Wahlberg’s history with the law in his late teenage years was decidedly darker.

While living in Boston in the 1980s, Wahlberg was twice charged for race-related hate crimes, and ended up serving jail time for one of the attacks.

In 1986, a then 15-year-old Wahlberg and three friends were charged for chasing three black children and hurling rocks at them while yelling: “Kill the n*****s” until an ambulance driver intervened. The following day, Wahlberg targeted another group of predominantly black children aged around nine or 10 at the beach. He rallied other white men to join in racially harassing and throwing rocks at them.

Wahlberg was convicted of violating the civil rights of his victims. A civil rights injunction was issued against him and two of his friends, and the case was resolved the following month.

An apparently unrelated second incident occurred two years later in 1988, when Wahlberg attacked two Vietnamese men while high on the drug PCP. He called one man, Thanh Lam, a “Vietnam f***ing s***” and struck him unconscious with a five-foot wooden stick. Later that same day, he punched army veteran Johnny Trinh in the eye. Police reported that Wahlberg used racist language towards both men.
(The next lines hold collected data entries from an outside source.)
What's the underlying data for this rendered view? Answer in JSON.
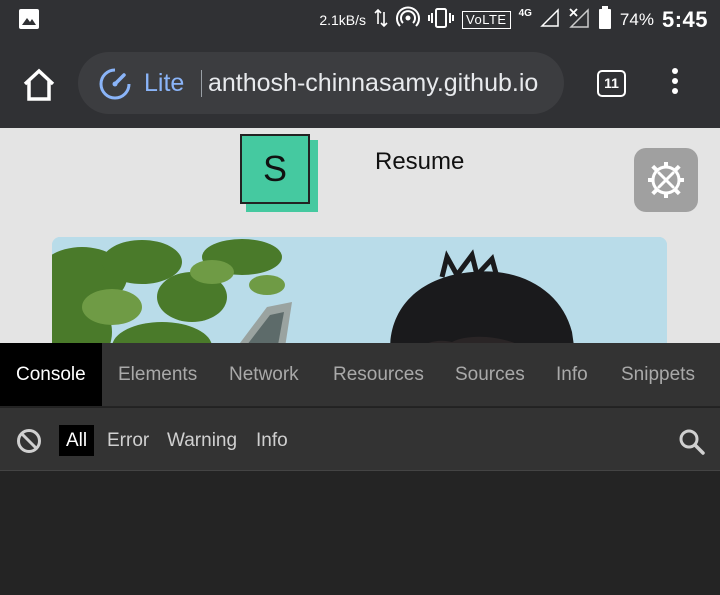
{
  "status_bar": {
    "net_speed": "2.1kB/s",
    "volte": "VoLTE",
    "network_type": "4G",
    "battery_percent": "74%",
    "time": "5:45",
    "icons": [
      "image-icon",
      "data-transfer-icon",
      "hotspot-icon",
      "vibrate-icon",
      "volte-icon",
      "signal-icon",
      "no-signal-icon",
      "battery-icon"
    ]
  },
  "toolbar": {
    "lite_label": "Lite",
    "url": "anthosh-chinnasamy.github.io",
    "tab_count": "11",
    "icons": [
      "home-icon",
      "lite-mode-icon",
      "tab-switcher-icon",
      "more-vert-icon"
    ]
  },
  "page": {
    "logo_letter": "S",
    "resume_link": "Resume",
    "accent_color": "#45c9a0",
    "icons": [
      "settings-tools-icon"
    ]
  },
  "devtools": {
    "tabs": [
      "Console",
      "Elements",
      "Network",
      "Resources",
      "Sources",
      "Info",
      "Snippets"
    ],
    "active_tab": "Console",
    "filters": [
      "All",
      "Error",
      "Warning",
      "Info"
    ],
    "active_filter": "All",
    "icons": [
      "clear-console-icon",
      "search-icon"
    ]
  }
}
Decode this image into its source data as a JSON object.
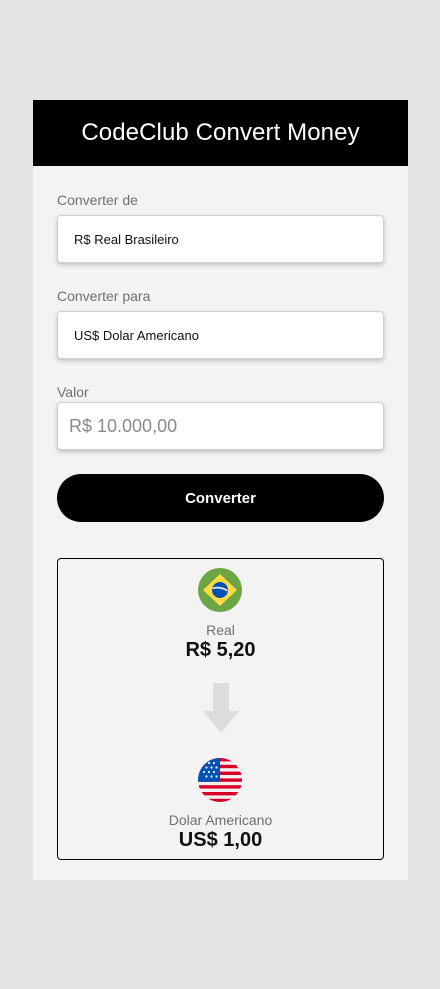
{
  "header": {
    "title": "CodeClub Convert Money"
  },
  "form": {
    "from_label": "Converter de",
    "from_value": "R$ Real Brasileiro",
    "to_label": "Converter para",
    "to_value": "US$ Dolar Americano",
    "amount_label": "Valor",
    "amount_placeholder": "R$ 10.000,00",
    "convert_button": "Converter"
  },
  "result": {
    "from": {
      "flag_icon": "brazil-flag-icon",
      "name": "Real",
      "value": "R$ 5,20"
    },
    "arrow_icon": "arrow-down-icon",
    "to": {
      "flag_icon": "usa-flag-icon",
      "name": "Dolar Americano",
      "value": "US$ 1,00"
    }
  },
  "colors": {
    "page_background": "#e4e4e4",
    "card_background": "#f3f3f3",
    "header_background": "#000000",
    "button_background": "#000000",
    "arrow": "#dcdcdc"
  }
}
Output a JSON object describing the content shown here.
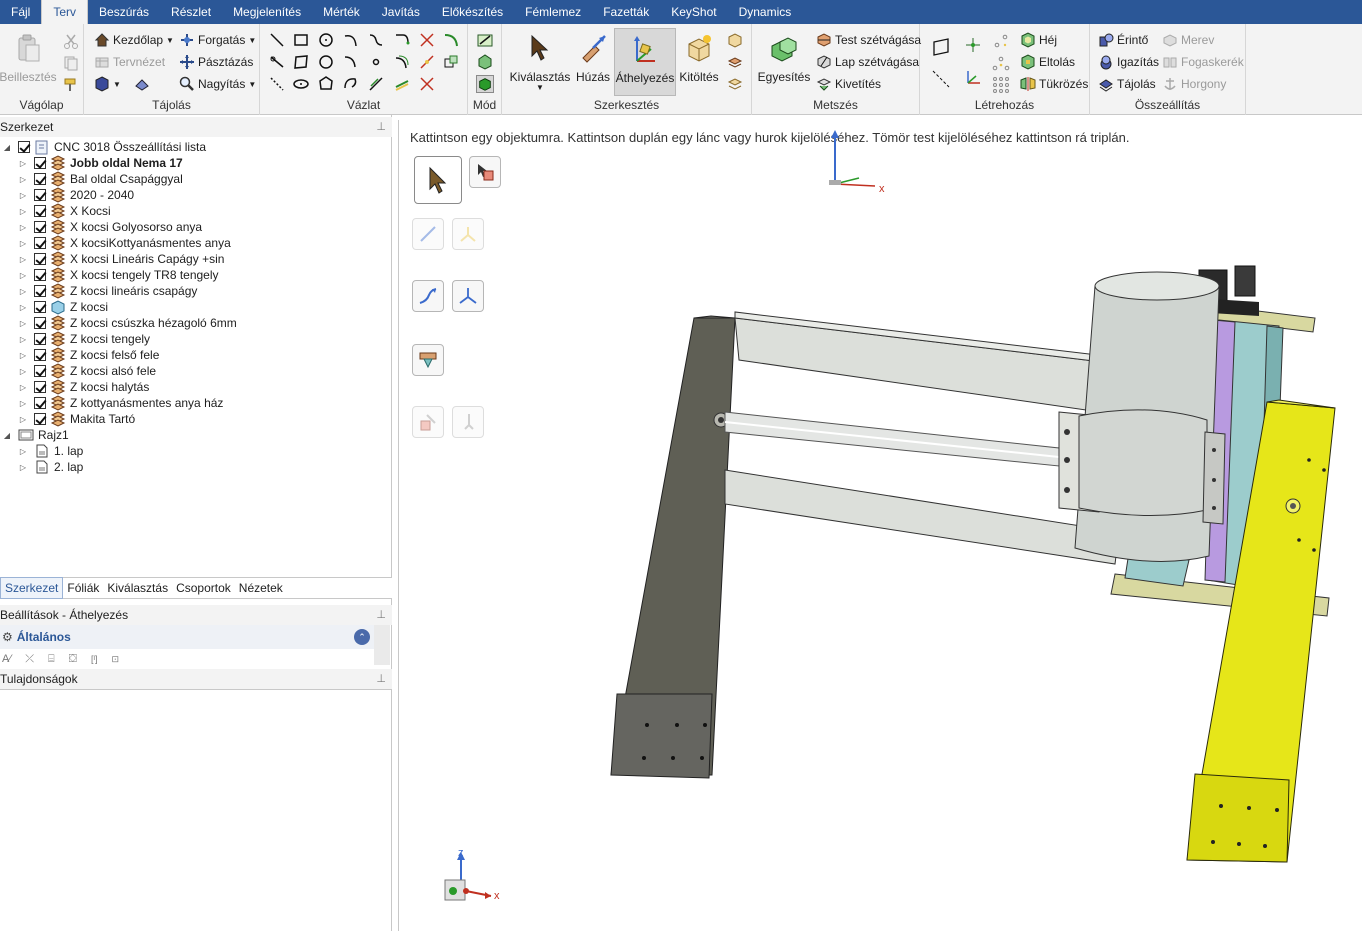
{
  "menu": {
    "items": [
      "Fájl",
      "Terv",
      "Beszúrás",
      "Részlet",
      "Megjelenítés",
      "Mérték",
      "Javítás",
      "Előkészítés",
      "Fémlemez",
      "Fazetták",
      "KeyShot",
      "Dynamics"
    ],
    "active": "Terv"
  },
  "ribbon": {
    "clipboard": {
      "label": "Vágólap",
      "paste": "Beillesztés"
    },
    "orient": {
      "label": "Tájolás",
      "home": "Kezdőlap",
      "plan": "Tervnézet",
      "spin": "Forgatás",
      "pan": "Pásztázás",
      "zoom": "Nagyítás"
    },
    "sketch": {
      "label": "Vázlat"
    },
    "mode": {
      "label": "Mód"
    },
    "edit": {
      "label": "Szerkesztés",
      "select": "Kiválasztás",
      "pull": "Húzás",
      "move": "Áthelyezés",
      "fill": "Kitöltés"
    },
    "intersect": {
      "label": "Metszés",
      "combine": "Egyesítés",
      "split_body": "Test szétvágása",
      "split_face": "Lap szétvágása",
      "project": "Kivetítés"
    },
    "create": {
      "label": "Létrehozás",
      "shell": "Héj",
      "offset": "Eltolás",
      "mirror": "Tükrözés"
    },
    "assembly": {
      "label": "Összeállítás",
      "tangent": "Érintő",
      "align": "Igazítás",
      "orient": "Tájolás",
      "rigid": "Merev",
      "gear": "Fogaskerék",
      "anchor": "Horgony"
    }
  },
  "structure_panel": {
    "title": "Szerkezet",
    "root": "CNC 3018 Összeállítási lista",
    "items": [
      {
        "label": "Jobb oldal Nema 17",
        "bold": true
      },
      {
        "label": "Bal oldal Csapággyal",
        "bold": false
      },
      {
        "label": "2020 - 2040",
        "bold": false
      },
      {
        "label": "X Kocsi",
        "bold": false
      },
      {
        "label": "X kocsi Golyosorso anya",
        "bold": false
      },
      {
        "label": "X kocsiKottyanásmentes anya",
        "bold": false
      },
      {
        "label": "X kocsi Lineáris Capágy +sin",
        "bold": false
      },
      {
        "label": "X kocsi tengely TR8 tengely",
        "bold": false
      },
      {
        "label": "Z kocsi lineáris csapágy",
        "bold": false
      },
      {
        "label": "Z kocsi",
        "bold": false
      },
      {
        "label": "Z kocsi csúszka hézagoló 6mm",
        "bold": false
      },
      {
        "label": "Z kocsi tengely",
        "bold": false
      },
      {
        "label": "Z kocsi felső fele",
        "bold": false
      },
      {
        "label": "Z kocsi alsó fele",
        "bold": false
      },
      {
        "label": "Z kocsi halytás",
        "bold": false
      },
      {
        "label": "Z kottyanásmentes anya ház",
        "bold": false
      },
      {
        "label": "Makita Tartó",
        "bold": false
      }
    ],
    "drawing": "Rajz1",
    "sheets": [
      "1. lap",
      "2. lap"
    ]
  },
  "panel_tabs": [
    "Szerkezet",
    "Fóliák",
    "Kiválasztás",
    "Csoportok",
    "Nézetek"
  ],
  "options_panel": {
    "title": "Beállítások - Áthelyezés",
    "section": "Általános"
  },
  "properties_panel": {
    "title": "Tulajdonságok"
  },
  "viewport": {
    "hint": "Kattintson egy objektumra.  Kattintson duplán egy lánc vagy hurok kijelöléséhez.  Tömör test kijelöléséhez kattintson rá triplán.",
    "axis_x": "x",
    "axis_z": "z"
  },
  "colors": {
    "menubar": "#2b5797",
    "ribbon": "#f3f3f3",
    "selected_part": "#e6e619",
    "frame": "#5f5f55",
    "cylinder": "#cfd4d0"
  }
}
In this incident he was charged with attempted murder, but pleaded guilty to felony assault, claiming that he was intoxicated and denying racial motivation for the attacks.

However, due to his prior civil rights injunction prohibiting him from racially motivated violence, he was found in contempt of court and sentenced to a two-year prison term.

In 2014, Wahlberg attempted to seek pardon for the second attack and have it wiped from his criminal record. “I am deeply sorry for the actions that I took on the night of April 8, 1988, as well as for any lasting damage that I may have caused the victims,” Wahlberg wrote in his pardon application. “Since that time, I have dedicated myself to becoming a better person and citizen so that I can be a role model to my children and others.”

He later dropped this request. In 2016, Wahlberg said he had met with Trinh and apologized “for those horrific acts”. Trinh then released a public statement forgiving Wahlberg.

In a 2020 interview with The Guardian, he opened up further, and claimed that he had “done the work” to make things right.

“I took it upon myself to own up to my mistakes and go against the grain and not be a part of the gang any more – to say that I was going to go and do my own thing,” he explained.

“[It] made it 10 times more difficult to walk from my home to the train station, to go to school, to go to work. But I also prided myself on doing the right thing and turning my life around … I would hope that people would be able to get a second chance in life.”